The concept in this article is relevant to broader self-development, not just social skills. "Epiphany Addiction" is an informal term I came up with to describe a process that I've seen happen in some people who are working on their personal issues.
It begins when someone is trying to solve a problem they have, like a lack of self-confidence, and something causes them to have a seemingly profound epiphany or realization. It may be triggered by a piece of advice or motivational snippet they read in a self-book or hear while watching a video of a seminar. It may be set off by their own words or thoughts as they journal or self-reflect about their situation. Maybe a friend or counselor says something insightful and thought-provoking. I'm not sure if certain types of people are more prone to having these epiphanies, although I'd guess over-analyzers are more susceptible.
The content of these epiphanies are often kind of basic or trite when you look back on them, but they feel very profound and life changing at the time. They make you feel really pumped up and excited for discovering something so simple, yet so powerful. An example is, "Instead of worrying about whether you're a good match for other people, think about whether they're a good fit for you." Nothing too special about that idea, but it may hit you the right way, and you'll feel psyched up and think, "Yes! Yes! That's it! Of course! I always worry about what other people think of me. I need to start caring about what I think of them!!!"
The problem with these epiphanies is they cause you to feel really charged up, and like the final missing puzzle piece has fallen into place in your mind, and that everything will be different from now on. However, they usually don't lead to any tangible results. You walk around for a day or two feeling ready to take on the world, but you don't act any differently, and the "high" soon wears off.
The "addiction" part comes into play when people fall into a cycle where they come up with epiphany after epiphany to try to recapture that fleeting pumped up state. They may fuel the addiction by journaling their way through half a dozen notebooks or by devouring mounds of self-help books or websites. Each time they have a fresh epiphany they feel as if they've stumbled on some life changing discovery, are energized for a bit without going on to make any real-world changes, and then return to their default of being stuck and unsatisfied. They always end up back at the drawing board of trying to think their way out of their problem, and it's not long before they come up with the next pseudo-earth shattering insight.

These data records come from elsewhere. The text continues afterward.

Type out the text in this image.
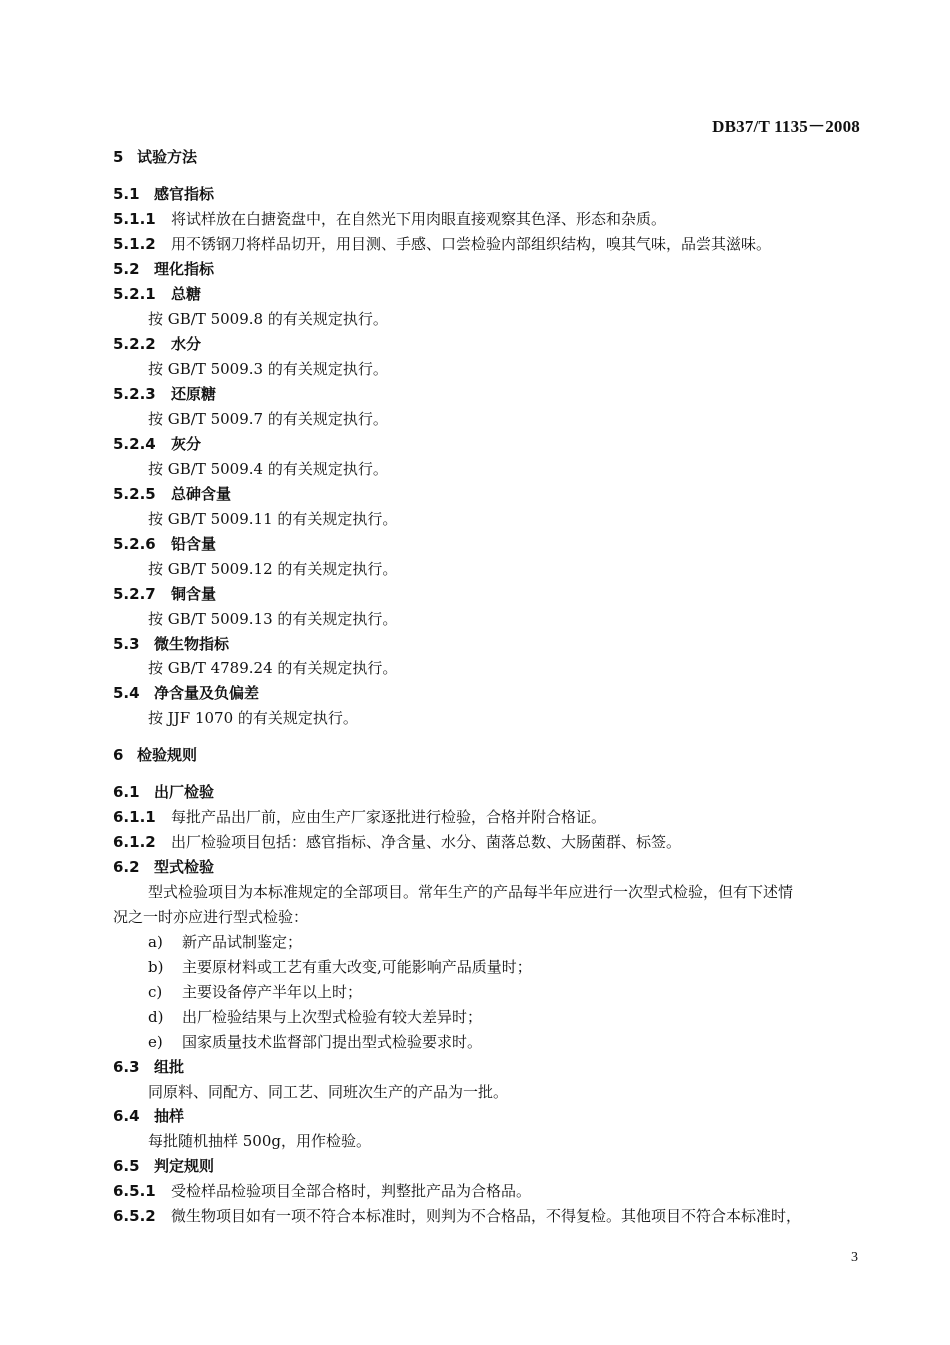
DB37/T 1135－2008
5 试验方法
5.1 感官指标
5.1.1 将试样放在白搪瓷盘中，在自然光下用肉眼直接观察其色泽、形态和杂质。
5.1.2 用不锈钢刀将样品切开，用目测、手感、口尝检验内部组织结构，嗅其气味，品尝其滋味。
5.2 理化指标
5.2.1 总糖
按 GB/T 5009.8 的有关规定执行。
5.2.2 水分
按 GB/T 5009.3 的有关规定执行。
5.2.3 还原糖
按 GB/T 5009.7 的有关规定执行。
5.2.4 灰分
按 GB/T 5009.4 的有关规定执行。
5.2.5 总砷含量
按 GB/T 5009.11 的有关规定执行。
5.2.6 铅含量
按 GB/T 5009.12 的有关规定执行。
5.2.7 铜含量
按 GB/T 5009.13 的有关规定执行。
5.3 微生物指标
按 GB/T 4789.24 的有关规定执行。
5.4 净含量及负偏差
按 JJF 1070 的有关规定执行。
6 检验规则
6.1 出厂检验
6.1.1 每批产品出厂前，应由生产厂家逐批进行检验，合格并附合格证。
6.1.2 出厂检验项目包括：感官指标、净含量、水分、菌落总数、大肠菌群、标签。
6.2 型式检验
型式检验项目为本标准规定的全部项目。常年生产的产品每半年应进行一次型式检验，但有下述情
况之一时亦应进行型式检验：
a) 新产品试制鉴定；
b) 主要原材料或工艺有重大改变,可能影响产品质量时；
c) 主要设备停产半年以上时；
d) 出厂检验结果与上次型式检验有较大差异时；
e) 国家质量技术监督部门提出型式检验要求时。
6.3 组批
同原料、同配方、同工艺、同班次生产的产品为一批。
6.4 抽样
每批随机抽样 500g，用作检验。
6.5 判定规则
6.5.1 受检样品检验项目全部合格时，判整批产品为合格品。
6.5.2 微生物项目如有一项不符合本标准时，则判为不合格品，不得复检。其他项目不符合本标准时，
3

As the cycle goes on the effect of each new epiphany becomes shorter and shorter. The first time someone has a supposedly profound realization they may feel fired up for a few days. As the pattern progresses they may be hit with an epiphany and then totally forget about it five minutes later. It's often at this point that they realize that faux-profound insights are cheap, and they won't solve their troubles by having some magical thought that will radically realign their mind all in one go.
I touch on this in other articles as well, but the flaw with this whole approach is that actual improvement almost always comes over time, and often through doing some sort of work in the real world like practicing your social skills or facing your fears. If you want to be more self-assured or socially savvy you have to build up to it. It's possible you already have the capacity to be socially capable and confident, but layers of baggage and insecurities are keeping that version of you from showing itself. However, those inner restraints also need to be chipped away bit by bit. There's not one 'Aha!' moment that's going to tear them down all at once.
This isn't to say people never make big, sudden mental shifts that lead to tangible improvements in their daily lives. But they're relatively rare, and I don't think anyone should chase them to the exclusion of more practical, gradual steps. Interestingly, truly helpful epiphanies often don't feel that energizing. The feeling is one of mild confusion, as an old unhelpful belief dissolves and it suddenly hits you that it doesn't make sense, as in, "Wait?... Why do I think I can't do X. I obviously can... hm...". At the time you may not even realize your worldview is doing a 180.